Literary Links that lead to CVS

Great post on Safire and Buckley.

Digital treasures, a Central & Western MA Digital Library Project.

Our copy of ickle and Lardee’s Grand Adventure came in the mail yesterday.  My elder son wanted to know if there were more books in the series.  “There’s a whole website,” I told him, to his great delight.

I know Liane’s the local girl, but I still prefer Scott Simon.  (I also recommend Pretty Birds on audio, from the library.)

This has nothing to do with books, but you might need a snap or two at the Thanksgiving table.

Ray Bradbury’s comments about libraries were from a while ago but are still relevant.

Found this wonderful short story site via the Worcester Public Library Twitter feed.  (If you don’t do Twitter, you can still subscribe to Twitter RSS Feeds!)
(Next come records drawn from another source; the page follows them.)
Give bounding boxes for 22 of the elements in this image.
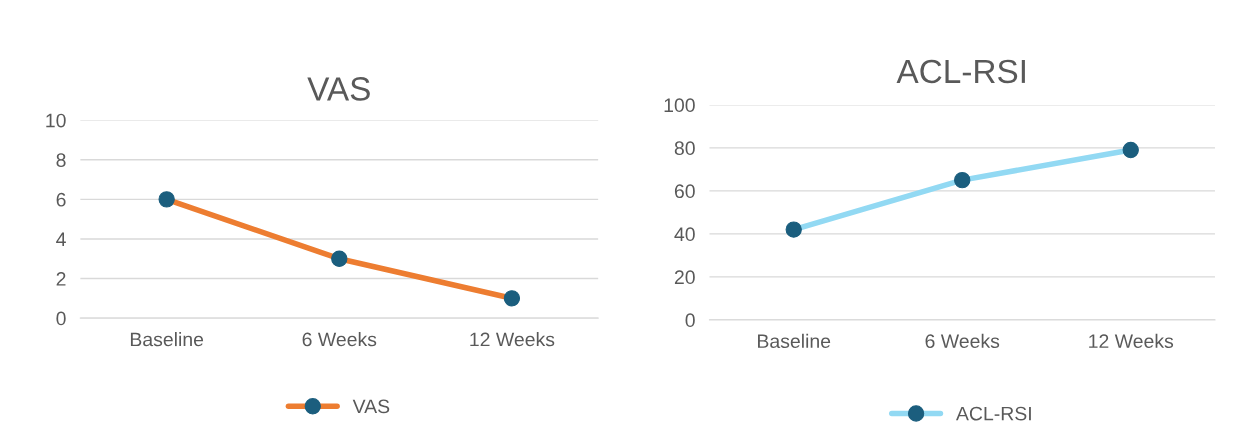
y-tick-label: 20 [674,270,695,285]
legend-label: ACL-RSI [955,406,1031,421]
x-tick-label: Baseline [758,333,831,349]
y-tick-label: 0 [56,311,66,326]
y-tick-label: 100 [664,98,695,113]
y-tick-label: 80 [674,141,695,156]
x-tick-label: 12 Weeks [1089,333,1174,349]
x-tick-label: 6 Weeks [925,333,1000,349]
y-tick-label: 10 [46,113,66,128]
chart-title: ACL-RSI [896,59,1025,84]
y-tick-label: 4 [56,232,66,246]
y-tick-label: 0 [685,313,695,328]
chart-title: VAS [307,77,370,101]
y-tick-label: 2 [56,272,66,286]
y-tick-label: 6 [56,192,66,207]
legend-label: VAS [352,399,390,414]
x-tick-label: 12 Weeks [470,332,555,347]
x-tick-label: 6 Weeks [302,332,377,347]
y-tick-label: 8 [56,153,66,167]
y-tick-label: 40 [674,227,695,242]
x-tick-label: Baseline [130,332,204,347]
y-tick-label: 60 [674,184,695,199]
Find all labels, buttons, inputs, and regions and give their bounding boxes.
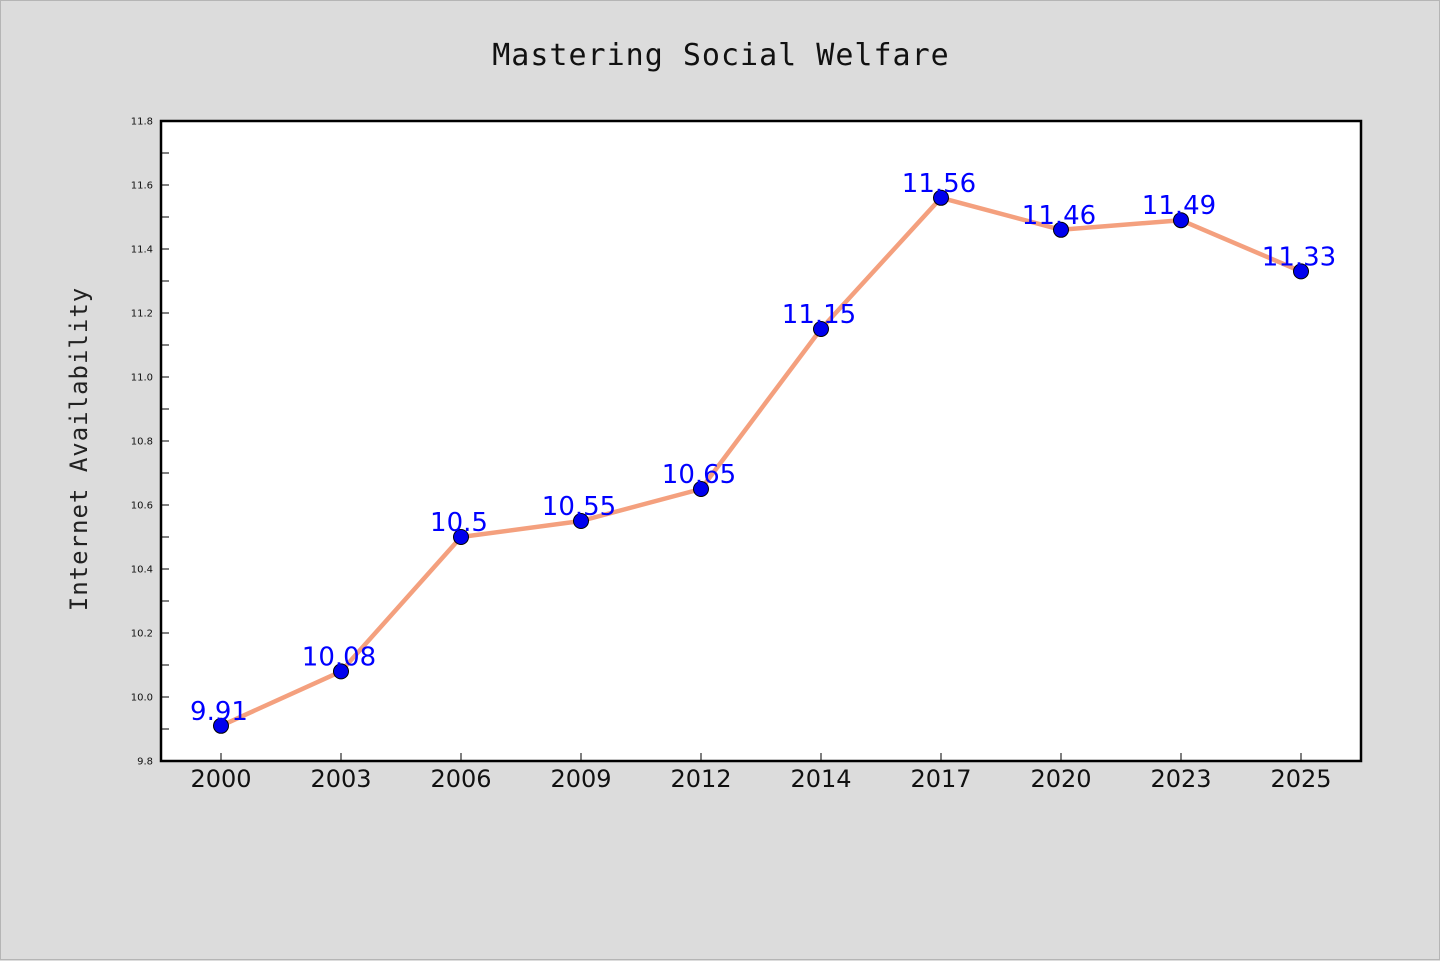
data-label: 10.55 bbox=[542, 492, 616, 522]
data-point bbox=[573, 513, 589, 529]
chart-title: Mastering Social Welfare bbox=[492, 38, 949, 73]
y-tick-label: 9.8 bbox=[137, 757, 153, 768]
data-label: 11.15 bbox=[782, 300, 856, 330]
y-axis-label: Internet Availability bbox=[65, 287, 93, 611]
data-label: 10.5 bbox=[430, 508, 488, 538]
y-tick-label: 10.8 bbox=[131, 437, 153, 448]
data-label: 10.08 bbox=[302, 642, 376, 672]
data-point bbox=[453, 529, 469, 545]
x-tick-label: 2009 bbox=[550, 765, 611, 793]
data-point bbox=[933, 189, 949, 206]
y-tick-label: 11.4 bbox=[131, 245, 153, 256]
y-axis: 9.8 10.0 10.2 10.4 10.6 10.8 11.0 11.2 11.4 11.6 1… bbox=[131, 117, 169, 768]
data-point bbox=[693, 481, 709, 497]
x-tick-label: 2017 bbox=[910, 765, 971, 793]
data-point bbox=[333, 663, 349, 680]
x-tick-label: 2003 bbox=[310, 765, 371, 793]
x-tick-label: 2006 bbox=[430, 765, 491, 793]
data-label: 9.91 bbox=[190, 697, 248, 727]
y-tick-label: 10.6 bbox=[131, 501, 153, 512]
x-tick-label: 2025 bbox=[1270, 765, 1331, 793]
y-tick-label: 11.0 bbox=[131, 373, 153, 384]
data-label: 11.46 bbox=[1022, 201, 1096, 231]
series-line bbox=[218, 195, 1304, 729]
data-label: 10.65 bbox=[662, 460, 736, 490]
data-point bbox=[1173, 212, 1189, 229]
y-tick-label: 11.2 bbox=[131, 309, 153, 320]
data-labels: 9.91 10.08 10.5 10.55 10.65 11.15 11.56 11.46 11… bbox=[190, 169, 1336, 727]
data-label: 11.49 bbox=[1142, 191, 1216, 221]
data-label: 11.56 bbox=[902, 169, 976, 199]
y-tick-label: 10.4 bbox=[131, 565, 153, 576]
data-label: 11.33 bbox=[1262, 242, 1336, 272]
x-tick-label: 2023 bbox=[1150, 765, 1211, 793]
data-point bbox=[813, 321, 829, 337]
series-layer bbox=[213, 189, 1309, 734]
data-point bbox=[213, 717, 229, 734]
y-tick-label: 10.2 bbox=[131, 629, 153, 640]
x-tick-label: 2000 bbox=[190, 765, 251, 793]
x-tick-label: 2020 bbox=[1030, 765, 1091, 793]
x-tick-label: 2012 bbox=[670, 765, 731, 793]
plot-area bbox=[159, 119, 1363, 763]
x-tick-label: 2014 bbox=[790, 765, 851, 793]
x-axis: 2000 2003 2006 2009 2012 2014 2017 2020 2023 2025 bbox=[190, 753, 1332, 793]
y-tick-label: 11.8 bbox=[131, 117, 153, 128]
y-tick-label: 10.0 bbox=[131, 693, 153, 704]
data-point bbox=[1293, 263, 1309, 280]
y-tick-label: 11.6 bbox=[131, 181, 153, 192]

Also, regarding the library, the deadline for applications to be on the library board is Friday at noon.  I’ve been tempted, but I don’t know if I’d have the time to be on that board now.

We’re only a week away from Great Books Discussion Group!

I’ve been thinking about CVS from two perspectives: one, the almost-as-ubiquitous-as-Dunkin’-Donuts conglomerate, and two, the way Nicholson Baker describes the CVSes of my youth, in the mid-1980s or so, in the wonderful book The Mezzanine:

“This was the kind of important and secretive product that CVS stores sold–they were a whole chain dedicated to making available the small, expensive, highly specialized items that readied human bodies for human civilization. Men and women eyed each other strangely here–unusual forces of attraction and furtiveness were at work. Things were for sale whose use demanded nudity and privacy. It was more a woman’s store than a man’s store, but men were allowed to roam with complete freedom past shelves that glowed with low but measurable curie levels of luridness. You slip by a woman reading the fine print on a disposable vinegar douche kit. She feels you pass. FRISSON!”

Seriously, if Baker had written nothing but The Mezzanine, he’d already be in the running for best living American writer.  Request that book from the library NOW and savor all the ridiculously long footnotes and disturbingly accurate commentary on CVS and office routines and shoelaces.